Revenue projections:
Revenue projections for CESC CESC's projected revenue decline from last year is likely to make investors cautious. Lower revenues often hurt a company's bottom line, leading investors to be concerned about the company's ability to maintain profitability and deliver strong financial results in the future.
Financial Ratios:
currentRatio
0.983000
forwardPE
13.192968
debtToEquity
142.660000
earningsGrowth
-0.070000
revenueGrowth
0.145000
grossMargins
0.352330
operatingMargins
0.143410
trailingEps
10.320000
forwardEps
15.100000
CESC's Forward PE being in a good range indicates that the stock is valued appropriately based on its earnings. This suggests the stock is not overpriced and leaves room for growth, providing investors with an opportunity for potential appreciation in value. CESC Limited's high debt-to-equity ratio indicates that the company is heavily leveraged. This suggests a significant reliance on debt to finance its operations, which could expose the company to higher financial risks if its cash flow or profitability decreases. CESC Limited's low growth in earnings and revenue points to a likely reduction in profits. This signals a weakening financial performance, indicating the company might face difficulties in staying profitable. CESC's negative gross and operating margins highlight that the company is incurring losses, unable to generate profit from production or operations. This could be a sign of rising costs or declining revenues, impacting its financial outlook. CESC's forward EPS surpasses its trailing EPS, reflecting expectations of higher profitability in the current year. This suggests that CESC is projected to generate stronger earnings, indicating an optimistic financial outlook compared to the prior year's results.
Price projections:
Price projections for CESC CESC's price has consistently been situated near the lower end of expected values. This ongoing trend may reflect investor skepticism about the company's growth potential and overall performance.

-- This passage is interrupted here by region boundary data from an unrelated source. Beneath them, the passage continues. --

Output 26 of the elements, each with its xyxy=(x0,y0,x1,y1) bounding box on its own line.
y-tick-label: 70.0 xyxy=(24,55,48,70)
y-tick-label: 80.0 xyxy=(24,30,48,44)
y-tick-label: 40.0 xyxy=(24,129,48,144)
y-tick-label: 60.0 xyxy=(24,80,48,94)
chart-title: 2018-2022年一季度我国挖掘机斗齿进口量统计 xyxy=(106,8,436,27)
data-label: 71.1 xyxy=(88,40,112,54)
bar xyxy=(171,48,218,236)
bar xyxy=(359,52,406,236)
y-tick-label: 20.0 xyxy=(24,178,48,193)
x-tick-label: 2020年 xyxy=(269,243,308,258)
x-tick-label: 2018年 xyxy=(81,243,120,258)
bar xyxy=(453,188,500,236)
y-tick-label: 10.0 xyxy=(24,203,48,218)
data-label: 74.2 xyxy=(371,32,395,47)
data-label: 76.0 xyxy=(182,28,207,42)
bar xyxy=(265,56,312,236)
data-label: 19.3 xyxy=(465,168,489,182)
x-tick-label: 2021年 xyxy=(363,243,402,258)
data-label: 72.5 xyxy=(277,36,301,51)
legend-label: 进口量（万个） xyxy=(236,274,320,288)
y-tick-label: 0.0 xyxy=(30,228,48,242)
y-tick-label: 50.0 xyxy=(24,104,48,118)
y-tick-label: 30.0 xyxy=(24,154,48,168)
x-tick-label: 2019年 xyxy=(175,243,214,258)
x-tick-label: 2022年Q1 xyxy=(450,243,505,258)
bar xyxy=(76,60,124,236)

Recommendation changes over time:
Recommendations trend for CESC
Recent analysis shows a strong buy bias for CESC, encouraging investors to view it as a solid investment option. The positive sentiment surrounding CESC suggests it could be an attractive place to allocate funds, motivating potential investors to consider the stock as a valuable part of their portfolio.
DISCLAIMER: We provide information and our musings based on events, but nothing on this site can be considered professional advice of any kind.